Michael no dijo nada. Pensó en la novela de Graham Greene sobre una colonia de leprosos y en el último capítulo de Shira, de Agnón. Pensó en la corrupción y la decadencia de Manfred Herbst, que siguió a la enfermera Shira, cuyo nombre significaba poesía, a un hospital de leprosos, de donde nunca más salió. Y miró a Shatz con nuevo respeto, pensando que una vez más había incurrido en un error de juicio. Tras un prolongado silencio, preguntó:
– ¿Quieres decir que Tirosh deseaba que lo detuvieran?
– Yo no lo expresaría justo con esas palabras, francamente, pero, más o menos, se trata de algo así. Aunque, yo en tu lugar, no aludiría a eso en una reunión del equipo -le advirtió.
– Lo que dices es muy interesante, desde luego. Pero no encaja con la personalidad de Tirosh. ¿Qué te ha sugerido esa idea? -preguntó Michael con curiosidad.
– Voy a decirte la verdad -repuso Shai, inclinándose hacia delante. Michael observó sus manos sudorosas en torno al vaso vacío, las uñas bien cuidadas-. Fue el testamento lo que me sugirió la idea. Es un testamento muy raro, ¿no crees? Parece como si hubiera querido poner las cosas en orden antes de desaparecer, ¿no es así? -sin esperar respuesta, y casi de corrido, Shatz prosiguió-: Quería preguntarte otra cosa. Dudai, ¿sabes la hora exacta a la que llegó a Eilat?

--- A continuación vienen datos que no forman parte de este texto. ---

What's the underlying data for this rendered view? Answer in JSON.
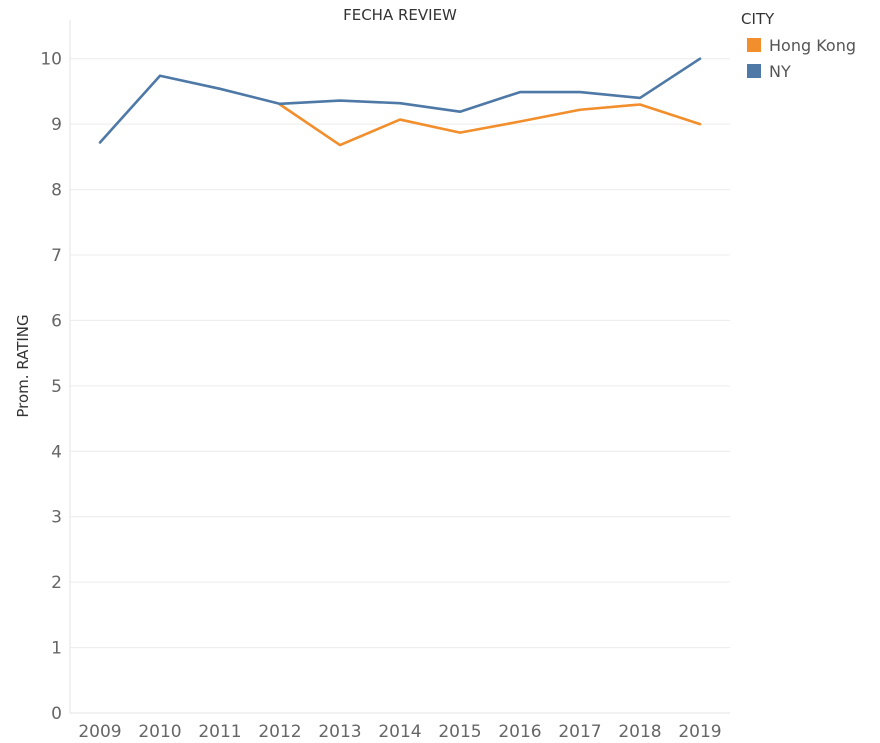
{
  "chart_data": {
    "type": "line",
    "title": "FECHA REVIEW",
    "xlabel": "",
    "ylabel": "Prom. RATING",
    "categories": [
      "2009",
      "2010",
      "2011",
      "2012",
      "2013",
      "2014",
      "2015",
      "2016",
      "2017",
      "2018",
      "2019"
    ],
    "ylim": [
      0,
      10.5
    ],
    "yticks": [
      0,
      1,
      2,
      3,
      4,
      5,
      6,
      7,
      8,
      9,
      10
    ],
    "grid": true,
    "legend": {
      "title": "CITY",
      "position": "top-right"
    },
    "series": [
      {
        "name": "Hong Kong",
        "color": "#F28E2B",
        "values": [
          null,
          null,
          null,
          9.3,
          8.68,
          9.07,
          8.87,
          9.04,
          9.22,
          9.3,
          9.0
        ]
      },
      {
        "name": "NY",
        "color": "#4E79A7",
        "values": [
          8.72,
          9.74,
          9.54,
          9.31,
          9.36,
          9.32,
          9.19,
          9.49,
          9.49,
          9.4,
          10.0
        ]
      }
    ]
  }
}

– Qué cosas tienes -se quejó Michael-, ¿por quiénes nos has tomado? Los testigos han declarado que llegó a Eilat a las cuatro en punto. Se marchó de la reunión de departamento a las once y media. Fue en coche, solo. El director del Club de Buceo habló con él a las cuatro y cuarto. Aunque hubiera ido en avión, y no fue así, lo hemos verificado, no creo que le hubiera dado tiempo a despachar a Tirosh si llegó allí a las cuatro.
– Qué lástima -dijo Shai-. Tenía una teoría.
Michael lo miró y volvió a pensar en la imagen que se tenía de aquel hombre en la policía, en su propia impresión hasta hacía unos minutos. Se sintió culpable y avergonzado de haberlo mirado por encima del hombro desde el primer momento. Ahora deseaba retractarse, demostrar su estima de alguna manera, pero Shatz dirigió la vista hacia el espejo que tenían enfrente y dijo en su tono habitual:
– Bueno, colega, tu vuelo está a punto de salir. Será mejor que nos movamos.
Echó un vistazo a la cuenta y dejó unos billetes sobre la mesa con gesto decidido y experto; luego condujo a Michael a la puerta de embarque.
– Espero que no te dé un soponcio al oír cómo hablan en el sur. No sé si estás fuerte en inglés, compañero, pero hasta a mí me cuesta entenderlos, y llevo aquí tres años -lanzó una carcajada-. Llámame si quieres, si necesitas cualquier cosa. A lo mejor te lo piensas mejor y, cuando vuelvas, salimos por ahí a divertirnos un poco.